The eminently quotable Mark Twain once said, “A lie can make it half way around the world before the truth has time to put its boots on.”
Just one day after Apple (NASDAQ: AAPL) filed its 10-Q quarterly earnings report, the Internet lit up with screaming stories that Apple had canned 1,600 staffers from its retail stores, this despite a respectable quarter where the company beat estimates and reported a tidy profit.
It all stemmed from the entry in the 10-Q that the retail group had “approximately 14,000 full-time equivalent employees” at the end of March, whereas there had been 15,600 at the end of December.
All Things D was the one blog to keep a cool head about things and point out that the report stated Apple was reporting total man-hours, not headcount. The term “full-time equivalents” is an accounting term that measures the number of man-hours Apple is paying for in that quarter, not the number of people employed in the 252 stores.
It’s an unfair comparison, noted Stephen Baker, vice president of research with NPD Group, because it’s comparing the fourth calendar quarter, the busiest of the year, against the first.
“Retailers hire more people in that time period,” he told InternetNews.com. “They give their people a lot more labor hours because it’s busier. In the first quarter, sales were slower so they would certainly cut people’s hours.”

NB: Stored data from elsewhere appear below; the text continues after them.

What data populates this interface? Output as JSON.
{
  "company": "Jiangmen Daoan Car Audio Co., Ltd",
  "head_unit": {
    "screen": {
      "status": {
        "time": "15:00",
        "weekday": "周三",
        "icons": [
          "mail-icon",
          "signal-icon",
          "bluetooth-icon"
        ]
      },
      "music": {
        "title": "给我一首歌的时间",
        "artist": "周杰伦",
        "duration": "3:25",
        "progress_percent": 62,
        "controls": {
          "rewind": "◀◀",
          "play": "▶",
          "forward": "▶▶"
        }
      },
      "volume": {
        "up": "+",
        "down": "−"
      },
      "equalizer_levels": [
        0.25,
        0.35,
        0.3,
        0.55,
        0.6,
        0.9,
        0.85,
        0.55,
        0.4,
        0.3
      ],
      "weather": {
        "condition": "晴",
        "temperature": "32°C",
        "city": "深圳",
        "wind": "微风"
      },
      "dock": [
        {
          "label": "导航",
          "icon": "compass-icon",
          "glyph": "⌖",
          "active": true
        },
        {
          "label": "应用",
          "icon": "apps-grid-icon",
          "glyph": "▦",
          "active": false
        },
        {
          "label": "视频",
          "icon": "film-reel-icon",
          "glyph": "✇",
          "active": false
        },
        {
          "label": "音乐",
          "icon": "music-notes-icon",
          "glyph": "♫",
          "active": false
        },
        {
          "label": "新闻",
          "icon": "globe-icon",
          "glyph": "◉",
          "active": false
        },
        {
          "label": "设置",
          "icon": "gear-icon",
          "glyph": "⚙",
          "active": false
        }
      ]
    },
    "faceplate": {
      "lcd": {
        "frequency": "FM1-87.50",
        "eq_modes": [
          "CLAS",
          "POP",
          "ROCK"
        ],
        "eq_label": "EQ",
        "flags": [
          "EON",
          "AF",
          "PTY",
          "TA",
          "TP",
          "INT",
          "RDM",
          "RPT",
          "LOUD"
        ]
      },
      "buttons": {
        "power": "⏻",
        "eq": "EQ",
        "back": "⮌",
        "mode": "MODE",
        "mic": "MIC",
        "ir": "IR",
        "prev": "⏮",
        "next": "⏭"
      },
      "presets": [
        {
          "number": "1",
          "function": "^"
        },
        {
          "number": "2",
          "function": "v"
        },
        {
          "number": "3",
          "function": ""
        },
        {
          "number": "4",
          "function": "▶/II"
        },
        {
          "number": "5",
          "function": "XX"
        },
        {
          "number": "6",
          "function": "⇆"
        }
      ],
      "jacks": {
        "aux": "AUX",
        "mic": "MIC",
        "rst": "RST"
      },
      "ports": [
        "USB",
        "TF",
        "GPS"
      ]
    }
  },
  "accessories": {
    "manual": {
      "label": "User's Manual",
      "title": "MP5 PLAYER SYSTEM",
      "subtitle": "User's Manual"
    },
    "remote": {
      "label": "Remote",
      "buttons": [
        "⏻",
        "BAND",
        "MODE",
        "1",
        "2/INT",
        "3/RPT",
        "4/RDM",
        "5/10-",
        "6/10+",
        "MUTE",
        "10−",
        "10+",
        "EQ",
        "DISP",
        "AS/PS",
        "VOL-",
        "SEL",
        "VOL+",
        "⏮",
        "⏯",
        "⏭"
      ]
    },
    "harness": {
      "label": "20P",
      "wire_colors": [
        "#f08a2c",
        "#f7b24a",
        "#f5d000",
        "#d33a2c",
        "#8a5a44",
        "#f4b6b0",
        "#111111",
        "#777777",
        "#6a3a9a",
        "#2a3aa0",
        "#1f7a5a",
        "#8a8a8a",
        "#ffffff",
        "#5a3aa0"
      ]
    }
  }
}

Every retailer from Best Buy on down will staff up with short-term help for the holidays and then reduce their headcount come January, and Apple is no different.
“Yeah, they may have let some people go, they certainly cut people’s hours, but they certainly didn’t fire 1,600 people,” Baker said. “They don’t need as many people in the stores right now. The beauty of retail is with a lot of part-time people, you can gin up or gin down as volume rises and declines without huge cost to the company.”
It didn’t help that Apple only opened one new story in the quarter. Had it continued its aggressive expansion plans, the man-hours might have come out higher.
But Apple, like every other retailer, is coping with the economic downturn and has scaled back its expansion plans. The company originally planned to open 50 stores in its 2009 fiscal year (which ends in September) but now plans 25 stores, half of them outside the U.S.
Baker said he expects this quarter to be a quiet one, owing to traditional seasonal slowness and the fact that the economy remains pained. And, he said, Apple probably won’t be the first company to recover.
“I suspect that they are not the point on the spear in terms of volumes from notebooks,” he said. “I don’t think you’ll see a recovery from them first. The new iPhone [expected this summer] will draw more people in. Whether that drives incremental Mac sales, I’m not sure those two are related.”